Press |  1980s | 

‘On Colour’: John Hoyland and Sally-Ann Schilling in conversation

John Hoyland: Well I think it’s the only thing that does – in a way that music does. Colour strikes you – I noticed it particularly in a ballet I’ve just done, where the music comes on and the colour comes on and you can feel the audience’s response.

Sally-Ann Schilling: Do you think our environment affects our choice of colour?

JH: I think in England colour compensates for the deadness of light. I bring a little life into my life through painting! I have a great longing for sunlight; I think that is why most of the great colourists come from the North! There’s an amusing anecdote in Jean Renoir’s ‘Renoir – my father’ where Renoir is asked why he doesn’t use more colour and he said: ‘Because I’m not from the North’. And I was always told I couldn’t use colour because I wasn’t from the South!

S-AS: When you travel are you influenced by colour?

JH: Yes, when I went to Australia – that Pacific light. Michael Andrews wrote something about his experience of Ayers rock and the outback. Well I’m an abstract painter but he’s not the first person to experience the light on the rock surface and this huge boulder with its special magical atmosphere. Some people think that just because you’re a non-figurative painter you don’t look at the world, but you do; you just don’t copy. Artists inevitably respond to their environment – what you see and what is going on in your head.

S-AS: Do you find some colours hard to work with?

JH: I find all colour hard to work with – especially yellow. It’s so easy with yellow to produce empty euphoric paintings. And of course yellow can turn to green so easily – and dark yellow can be quite menacing.

S-AS: You are using a much wider variety of colour now than you have ever used…

JH: Well I’m trying to learn to use everything. I’ve always wanted to be able to use dirty grey and put it next to red and make the grey radiant.
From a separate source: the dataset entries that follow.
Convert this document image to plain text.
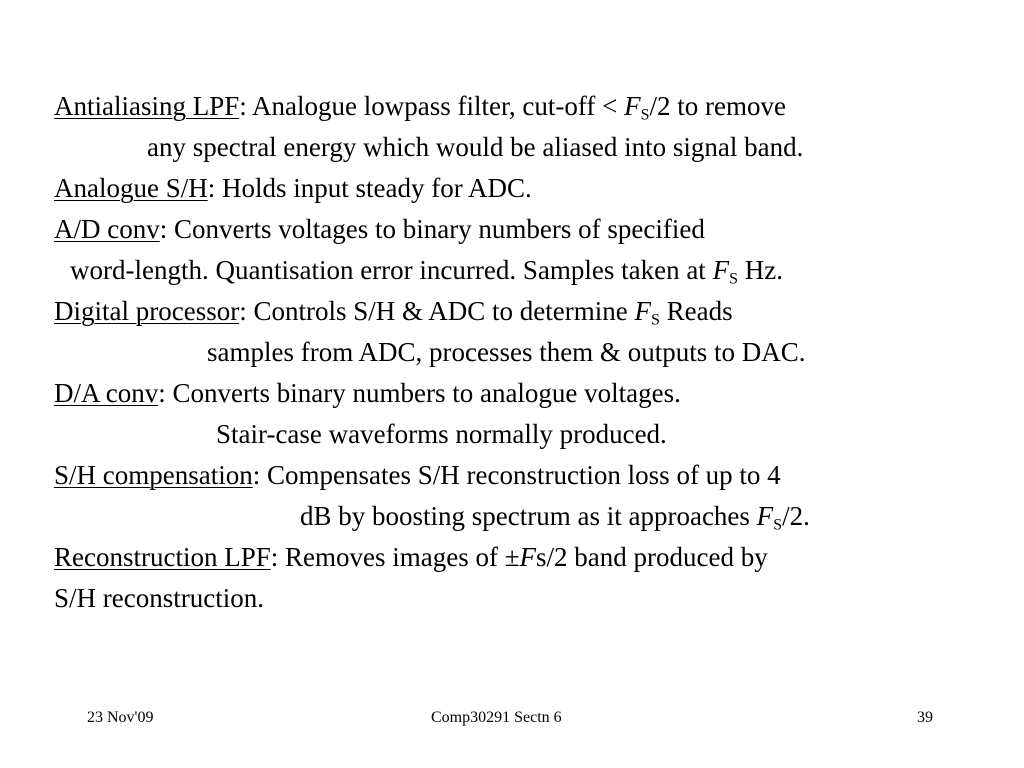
Antialiasing LPF: Analogue lowpass filter, $cut-off < F_S/2$ to remove
any spectral energy which would be aliased into signal band.
Analogue S/H: Holds input steady for ADC.
A/D conv: Converts voltages to binary numbers of specified
word-length. Quantisation error incurred. Samples taken at $F_S$ Hz.
Digital processor: Controls S/H & ADC to determine $F_S$ Reads
samples from ADC, processes them & outputs to DAC.
D/A conv: Converts binary numbers to analogue voltages.
Stair-case waveforms normally produced.
S/H compensation: Compensates S/H reconstruction loss of up to 4
dB by boosting spectrum as it approaches $F_S/2$.
Reconstruction LPF: Removes images of ±Fs/2 band produced by
S/H reconstruction.
23 Nov'09	Comp30291 Sectn 6	39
Matisse could use every colour, but Matisse was very wise; if you count the number of colours in his painting, there are never really very many.

S-AS: What about your new stained dark grounds?

JH: Well, they are mainly to give greater luminosity to the colour – a ‘jewel-like’ setting.

S-AS: Do you prefer to mix colour on the canvas or the palette?

JH: On the palette – but of course sometimes I don’t mix it – I just put it on. Acrylics don’t mix that well. I sometimes find that in the earlier stages of painting I just allow colours to mix by being seen through other colours, which gives a greater luminosity. I do sometimes mix – I lower the tone of a red or bring a white down a fraction or darken a blue or lighten a green…

S-AS: Why do you prefer acrylic as a medium?

JH: Well, when it first came out it was heralded as being a new ‘magic’ material that would transform art, and it was very good for ‘stain painting’ because you could paint without priming. You can get the paint into the material of the canvas, like Morris Louis, and you can use it like watercolour. Also it dries quickly and this can be important when you are working in a limited space and you don’t have endless room for pictures. It is sometimes more difficult to use, especially in impasto, and it doesn’t have the juiciness of oil. But it does have other things like the watercolour quality and its transparency – and it’s tougher than oil. The only thing it’s susceptible to is the cold and extreme heat but otherwise it’s inert while oil is still changing. When acrylic is dry that’s it – you could hit it with a hammer!

S-AS: Have you thought about making your own colour?

JH: Yes, I have thought about it but it’s quite a business. You have to be very careful about the proportions of pigment to medium because the colours can be more fugitive.

S-AS: Do you find stained or impasto colour more useful?

JH: Well they are both useful if they are in their place and appropriate for the form and content. For me the stain represents space and the impasto represents form.

S-AS: What made you adopt an impasto surface?

JH: Because if you just stain and you are using the paint like watercolour it restricts the amount of adjustment you can make in a painting.

S-AS: Do you like building up your colour in glazes?

JH: I do initially, when I am backing into the painting as it were. It’s a sort of oblique approach, sparring around and sizing it up and not committing yourself too quickly. […]

S-AS: You said once that you found greens very flexible but reds more limited.

JH: I think that’s true, but red can be flexible, too. It can have the forcefulness of blood but it doesn’t have to; some reds can be quite gentle without being pink. It depends what the surface is like and what they are in relation to. […]

S-AS: You said that at the Royal Academy Schools you didn’t really look at colour until your third year?

JH: Well, you were allowed to use it but I think that colour has always been treated as something that is a matter of personal taste. I think it is in the end. Your eyes can ben opened up by looking at Van Gogh, or studying Rudolf Arnheim’s books, or Albers, but in the end you have to need it yourself.